Google defines the +1 as a feature to help people discover and share relevant content from the people they already know and trust. Users can +1 different types of content, including Google search results, websites, and advertisements. Once users +1 a piece of content, it can be seen on the +1 tab in their Google+ profile, in Google search results, and on websites with a +1 button.
The plot thickened last month when Google launched Search plus Your World. Jack Menzel, director of product management for Google Search, explained that now Google+ users would be able to “search across information that is private and only shared to you, not just the public web.” According to Ian Lurie from the blog Conversation Marketing, in Search plus Your World, search results that received a lot of +1s tend to show up higher in results.
Google has come out and described the purpose of a +1, but hasn’t necessarily explained the direct effect a +1 has on search ranking. Here’s a breakdown of what we currently know.
Does a +1 Affect my Site’s Performance in Social Search?

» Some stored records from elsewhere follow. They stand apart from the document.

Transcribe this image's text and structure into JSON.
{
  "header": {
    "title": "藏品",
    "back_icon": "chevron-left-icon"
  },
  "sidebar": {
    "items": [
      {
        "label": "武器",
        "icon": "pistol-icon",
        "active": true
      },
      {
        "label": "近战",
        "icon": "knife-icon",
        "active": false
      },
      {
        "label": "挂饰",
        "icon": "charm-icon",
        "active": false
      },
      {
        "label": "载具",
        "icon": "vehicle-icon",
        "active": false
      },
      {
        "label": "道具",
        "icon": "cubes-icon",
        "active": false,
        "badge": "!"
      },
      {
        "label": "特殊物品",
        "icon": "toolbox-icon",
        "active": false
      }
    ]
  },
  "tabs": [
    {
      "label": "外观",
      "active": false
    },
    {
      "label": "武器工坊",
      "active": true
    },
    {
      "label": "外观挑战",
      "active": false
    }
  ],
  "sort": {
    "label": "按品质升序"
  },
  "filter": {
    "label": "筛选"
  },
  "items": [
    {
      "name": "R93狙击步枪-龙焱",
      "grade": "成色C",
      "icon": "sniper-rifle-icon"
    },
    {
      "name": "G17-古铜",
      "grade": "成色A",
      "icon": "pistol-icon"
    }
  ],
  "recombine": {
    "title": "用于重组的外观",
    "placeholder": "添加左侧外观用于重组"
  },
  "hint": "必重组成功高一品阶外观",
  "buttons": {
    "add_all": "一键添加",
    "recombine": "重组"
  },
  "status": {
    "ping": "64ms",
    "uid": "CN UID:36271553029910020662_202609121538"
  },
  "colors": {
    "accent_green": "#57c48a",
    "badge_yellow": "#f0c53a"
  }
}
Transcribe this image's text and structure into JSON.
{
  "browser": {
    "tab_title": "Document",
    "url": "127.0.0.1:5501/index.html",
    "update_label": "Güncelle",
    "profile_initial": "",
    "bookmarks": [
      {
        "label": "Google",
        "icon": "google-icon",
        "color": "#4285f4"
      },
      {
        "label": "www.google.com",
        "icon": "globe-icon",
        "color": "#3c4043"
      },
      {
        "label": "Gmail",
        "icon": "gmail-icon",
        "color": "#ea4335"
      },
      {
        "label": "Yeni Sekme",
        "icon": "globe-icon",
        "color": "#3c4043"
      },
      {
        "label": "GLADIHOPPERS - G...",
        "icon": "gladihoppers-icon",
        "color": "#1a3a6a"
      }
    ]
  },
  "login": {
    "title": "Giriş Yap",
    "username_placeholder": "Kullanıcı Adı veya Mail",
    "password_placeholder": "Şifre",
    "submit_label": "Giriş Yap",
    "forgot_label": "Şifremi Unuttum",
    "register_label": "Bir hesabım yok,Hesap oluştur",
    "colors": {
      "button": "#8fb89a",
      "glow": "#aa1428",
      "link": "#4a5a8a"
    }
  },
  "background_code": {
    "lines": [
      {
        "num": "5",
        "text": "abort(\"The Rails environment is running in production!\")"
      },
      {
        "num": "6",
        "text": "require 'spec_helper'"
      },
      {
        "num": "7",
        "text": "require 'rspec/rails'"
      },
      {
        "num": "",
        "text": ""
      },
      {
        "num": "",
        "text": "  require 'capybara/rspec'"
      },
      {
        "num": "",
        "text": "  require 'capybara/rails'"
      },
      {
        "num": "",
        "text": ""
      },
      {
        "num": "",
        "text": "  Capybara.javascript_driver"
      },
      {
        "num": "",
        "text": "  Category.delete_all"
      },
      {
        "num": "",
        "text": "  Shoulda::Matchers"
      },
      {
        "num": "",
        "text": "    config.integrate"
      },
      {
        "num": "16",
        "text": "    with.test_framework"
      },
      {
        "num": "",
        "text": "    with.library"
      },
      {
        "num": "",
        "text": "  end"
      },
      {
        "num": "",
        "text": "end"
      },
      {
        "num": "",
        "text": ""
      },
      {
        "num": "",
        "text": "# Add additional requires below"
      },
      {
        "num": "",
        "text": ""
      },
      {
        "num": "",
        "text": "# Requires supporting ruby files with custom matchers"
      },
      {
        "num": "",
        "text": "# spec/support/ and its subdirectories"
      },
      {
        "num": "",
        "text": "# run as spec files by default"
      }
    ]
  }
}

The +1 has an indirect effect on your site’s search rank. This does not mean the more +1’s a link has, the higher rank it achieves in traditional search results. Take this scenario:
When a Google+ user +1’s a piece of content, he gives it his “stamp of approval.” Then, say one of his connections from Google+ searches for the same or related topic. Because of Search plus Your World, his friend is more likely to click on the same link the original user +1’d (when a signed-in user searches, his Google results may include snippets annotated with the names of connections who have +1?d the content). This is because content recommended by friends and acquaintances is often more relevant than content from strangers, according to Google.
This is also true for users who are not signed in to their Google account when they search. When a user searches for the same phrase, the results might display the total number of +1’s a link has received, which is another validation that it’s a relevant link.
How Does This Relate to SEO?
Since the +1?d link has a chance at a higher Click-Through-Rate (CTR), there is a greater potential the link will be shared, whether it be on Facebook, Twitter, Google+, or any social network. An experiment by Rand Fishkin, CEO and co-founder of SEOmoz, tested the relationship between Twitter and Facebook shares and search results in Google. He found a positive correlation between the number of retweets and shares a link received and its search ranking. This means, the more the link was passed around on Twitter and Facebook, the higher the search rank of the page. This in turn led to better SEO.
What’s the Take-Away?
A Google +1 can indirectly lead to a better page rank. A greater number of +1’s increases a link’s potential for a high CTR, which could lead to increased social sharing, and in turn can increase its Google search rank. What’s important to note here is the correlation, not causation, between +1?s, other social shares, and search rank.
The bottom line is, the SEO effects of a +1 are very indirect, which means traditional SEO practices should not be ignored. SEO methods such as link building, relevant keywords, and URL structure have a more significant impact on page ranking.
The Google +1 feature is still in its infancy of course, and more data needs to be gathered to draw a statistical correlation to search. As Google said, “For +1?s, as with any new ranking signal, we are starting carefully and learning how those signals affect search quality.”
SEO experts, such as Erin Everhart from 352 Media Group, have a positive outlook on the future of social search. She says, “I don’t think we live in a world, nor will we ever live in a world, where any social cue doesn’t have influence over SEO.”